Use it for: External drives, cameras, mobile phones, other gadgets

If you have a choice, select it instead of: USB 1.0

It's similar in performance and use to: FireWire 400, eSATA

It adapts to: Other USB shapes

Add more ports by: Installing a PCI-card upgrade; connecting a hub

Significantly faster than the original USB, the 2.0 version usually connects with an "A" end on a PC and a Mini-USB end on a peripheral. Some of the tiniest gadgets on the market opt to use the Micro-USB end.
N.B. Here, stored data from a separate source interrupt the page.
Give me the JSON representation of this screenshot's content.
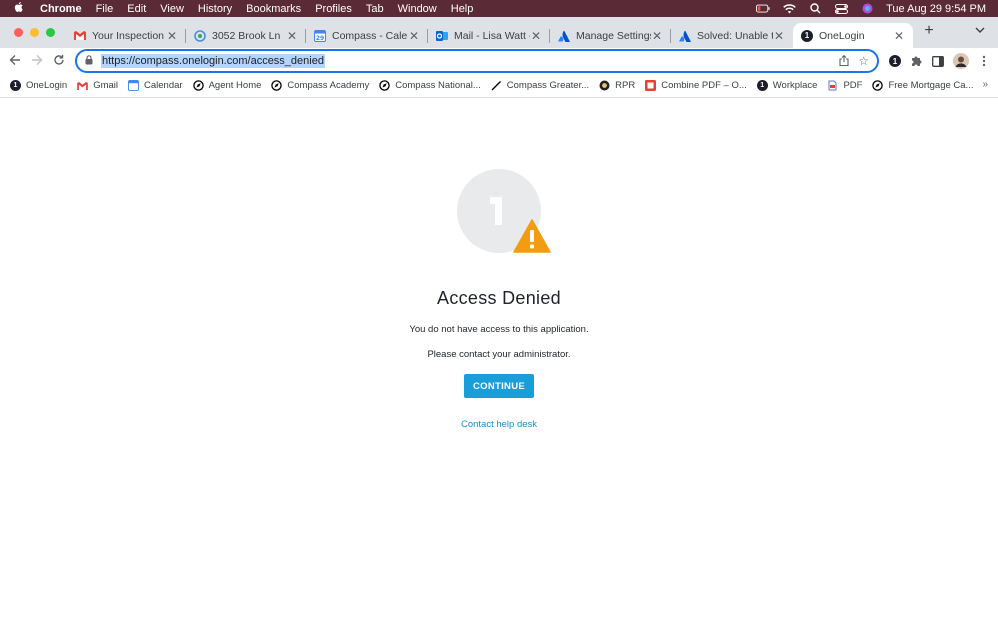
{
  "menubar": {
    "app_name": "Chrome",
    "items": [
      "File",
      "Edit",
      "View",
      "History",
      "Bookmarks",
      "Profiles",
      "Tab",
      "Window",
      "Help"
    ],
    "datetime": "Tue Aug 29  9:54 PM"
  },
  "tabs": [
    {
      "title": "Your Inspection Rep",
      "icon": "gmail-icon",
      "color": "#ea4335"
    },
    {
      "title": "3052 Brook Ln",
      "icon": "location-icon",
      "color": "#4a8fe0"
    },
    {
      "title": "Compass - Calenda",
      "icon": "calendar-icon",
      "color": "#4285f4"
    },
    {
      "title": "Mail - Lisa Watt - O",
      "icon": "outlook-icon",
      "color": "#0a64d2"
    },
    {
      "title": "Manage Settings - ",
      "icon": "atlassian-icon",
      "color": "#2684ff"
    },
    {
      "title": "Solved: Unable to lo",
      "icon": "atlassian-icon",
      "color": "#2684ff"
    },
    {
      "title": "OneLogin",
      "icon": "onelogin-icon",
      "color": "#1c1f2a",
      "active": true
    }
  ],
  "omnibox": {
    "url": "https://compass.onelogin.com/access_denied"
  },
  "bookmarks": [
    {
      "label": "OneLogin",
      "icon": "onelogin-icon"
    },
    {
      "label": "Gmail",
      "icon": "gmail-icon"
    },
    {
      "label": "Calendar",
      "icon": "calendar-icon"
    },
    {
      "label": "Agent Home",
      "icon": "compass-icon"
    },
    {
      "label": "Compass Academy",
      "icon": "compass-icon"
    },
    {
      "label": "Compass National...",
      "icon": "compass-icon"
    },
    {
      "label": "Compass Greater...",
      "icon": "pen-icon"
    },
    {
      "label": "RPR",
      "icon": "rpr-icon"
    },
    {
      "label": "Combine PDF – O...",
      "icon": "pdf-icon"
    },
    {
      "label": "Workplace",
      "icon": "onelogin-icon"
    },
    {
      "label": "PDF",
      "icon": "pdf-icon"
    },
    {
      "label": "Free Mortgage Ca...",
      "icon": "compass-icon"
    }
  ],
  "page": {
    "heading": "Access Denied",
    "message_1": "You do not have access to this application.",
    "message_2": "Please contact your administrator.",
    "continue_label": "CONTINUE",
    "help_link": "Contact help desk"
  },
  "colors": {
    "accent": "#1a9ed9",
    "link": "#1a8fc8",
    "warning": "#f39c12",
    "menubar": "#5a2a36",
    "omnibox_focus": "#1a73e8"
  }
}
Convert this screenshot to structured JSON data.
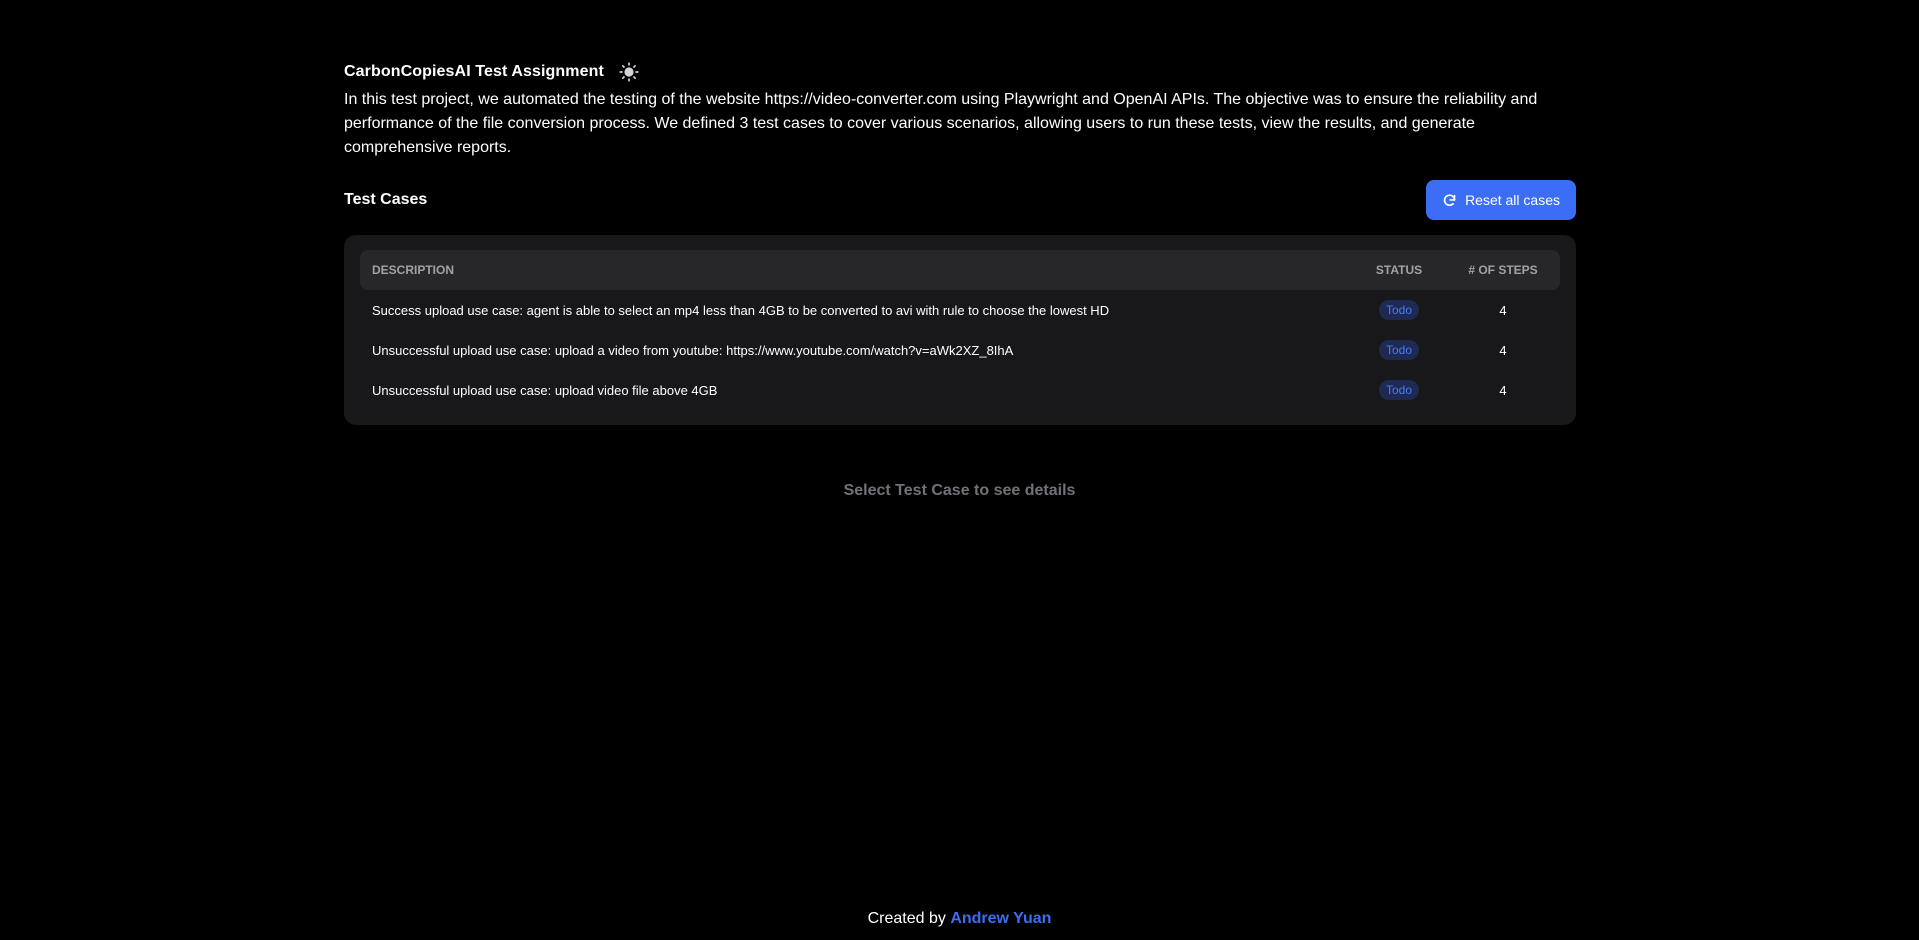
{
  "header": {
    "title": "CarbonCopiesAI Test Assignment",
    "theme_icon": "sun-icon"
  },
  "intro": "In this test project, we automated the testing of the website https://video-converter.com using Playwright and OpenAI APIs. The objective was to ensure the reliability and performance of the file conversion process. We defined 3 test cases to cover various scenarios, allowing users to run these tests, view the results, and generate comprehensive reports.",
  "test_cases": {
    "title": "Test Cases",
    "reset_label": "Reset all cases",
    "reset_icon": "refresh-icon",
    "columns": {
      "description": "DESCRIPTION",
      "status": "STATUS",
      "steps": "# OF STEPS"
    },
    "rows": [
      {
        "description": "Success upload use case: agent is able to select an mp4 less than 4GB to be converted to avi with rule to choose the lowest HD",
        "status": "Todo",
        "steps": "4"
      },
      {
        "description": "Unsuccessful upload use case: upload a video from youtube: https://www.youtube.com/watch?v=aWk2XZ_8IhA",
        "status": "Todo",
        "steps": "4"
      },
      {
        "description": "Unsuccessful upload use case: upload video file above 4GB",
        "status": "Todo",
        "steps": "4"
      }
    ]
  },
  "empty_state": "Select Test Case to see details",
  "footer": {
    "prefix": "Created by",
    "author": "Andrew Yuan"
  },
  "colors": {
    "background": "#000000",
    "card": "#18181b",
    "accent": "#3b6ef5",
    "badge_bg": "#1e2a52",
    "badge_text": "#4b7bf5"
  }
}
The faster bus of USB 2.0 means that it's much more suited to hard disks and to network adapters than the original version is.

SATA

Use it for: Internal hard drives, Blu-ray and DVD burners, and other disks

If you have a choice, select it instead of: ATA

It's similar in performance and use to: eSATA

It adapts to: eSATA

Add more ports by: Inserting an additional PCI controller card

Serial ATA connects internal disks within PCs. Many new computer case designs allow you to slide in a hard drive so that it meets directly with a port; otherwise, you'll use a cable. The fastest, most widely implemented version (often misnamed SATA II) runs at 3 gigabits per second and provides enough speed for the most disk-demanding tasks, such as high-end video capture.

eSATA

Use it for: External hard drives, Blu-ray and DVD-burners, and other disks; DVRs often support an eSATA drive for more storage space

If you have a choice, select it instead of: USB 1.0, FireWire 400

It's similar in performance and use to: USB 2.0, FireWire 800

It adapts to: SATA

Add more ports by: Inserting an additional PCI controller card

eSATA, a variant of SATA, simply takes that technology outside of a PC. eSATA is shielded from electrical interference and offers other considerations for making the move outside the case, and as a result is compatible with any kind of external disk.